- United Auto Workers ended their 39-day strike at Mack Trucks on Wednesday, voting to ratify a new contract with the OEM.
- Union workers will get a 36% increase on average over five years, with an immediate wage increase of nearly 15%, Mack spokesperson Kimberly Pupillo told Trucking Dive. The agreement covers about 3,900 workers in Florida, Maryland and Pennsylvania.
- “The new agreement guarantees significant wage growth and delivers excellent benefits for our employees and their families,” Mack President Stephen Roy said in a statement.

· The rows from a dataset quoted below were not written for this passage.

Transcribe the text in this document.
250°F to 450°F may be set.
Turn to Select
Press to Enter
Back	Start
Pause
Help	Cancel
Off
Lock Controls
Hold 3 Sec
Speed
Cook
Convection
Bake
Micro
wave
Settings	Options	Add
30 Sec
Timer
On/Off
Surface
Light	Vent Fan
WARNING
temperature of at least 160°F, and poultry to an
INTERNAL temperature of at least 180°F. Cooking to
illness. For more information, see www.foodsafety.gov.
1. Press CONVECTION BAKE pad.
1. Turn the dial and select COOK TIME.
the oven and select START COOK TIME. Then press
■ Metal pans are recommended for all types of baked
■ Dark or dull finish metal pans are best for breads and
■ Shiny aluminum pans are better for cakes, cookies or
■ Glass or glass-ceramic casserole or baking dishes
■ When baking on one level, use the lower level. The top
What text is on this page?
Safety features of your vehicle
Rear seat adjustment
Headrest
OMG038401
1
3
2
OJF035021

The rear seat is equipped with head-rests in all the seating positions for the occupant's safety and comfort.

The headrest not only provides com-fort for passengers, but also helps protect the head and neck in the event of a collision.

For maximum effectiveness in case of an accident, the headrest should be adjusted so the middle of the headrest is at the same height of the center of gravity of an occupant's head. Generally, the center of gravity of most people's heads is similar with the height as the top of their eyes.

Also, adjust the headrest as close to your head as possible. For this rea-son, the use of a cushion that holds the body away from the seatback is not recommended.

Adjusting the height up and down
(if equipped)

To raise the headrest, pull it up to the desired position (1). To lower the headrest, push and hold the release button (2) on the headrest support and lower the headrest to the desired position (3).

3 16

The employees are slated to return to work Monday.
Nearly half of the total workforce will have an average increase of 55% over five years, with the average immediate wage increase being more than 20%, a spokesperson for Mack said in an email.
The immediate increases for workers already receiving the top rate would put them past already above-market rates, the company said.
The deal came amid the possibility of union workers being replaced by strikebreakers and missing out on a $3,500 ratification bonus, according to UAW correspondence.
“As a Bargaining Committee we met with the Company on Tuesday, November 7, 2023, in Philadelphia to discuss our demands for the Master Contract,” Pennsylvania-based Local 677 said in a letter to union members, adding the company rejected union proposals. “The Company declared that we were at an Impasse (deadlocked), and they then gave their last, best and final offer.”
UAW officials didn’t immediately respond to requests for comment.
Mack and the UAW previously reached a tentative deal that would have had a 10% general wage increase in the first year, 20% compounded increase over five years and $3,500 bonus, according to the company. The tentative agreement came Oct. 1 before a previous contract expired, but workers rejected the proposal and went on strike Oct. 9, pressing for improvements to the contract.
The company provided public updates on the negotiations through a website during the process and repeatedly referred to UAW’s demands as unrealistic.
“We’ve already shown that we’re prepared to provide our employees with significantly improved wages,” Roy said. “But we are not prepared to jeopardize the company.”
Editor’s note: This story has been updated to include contract details provided by Mack Trucks.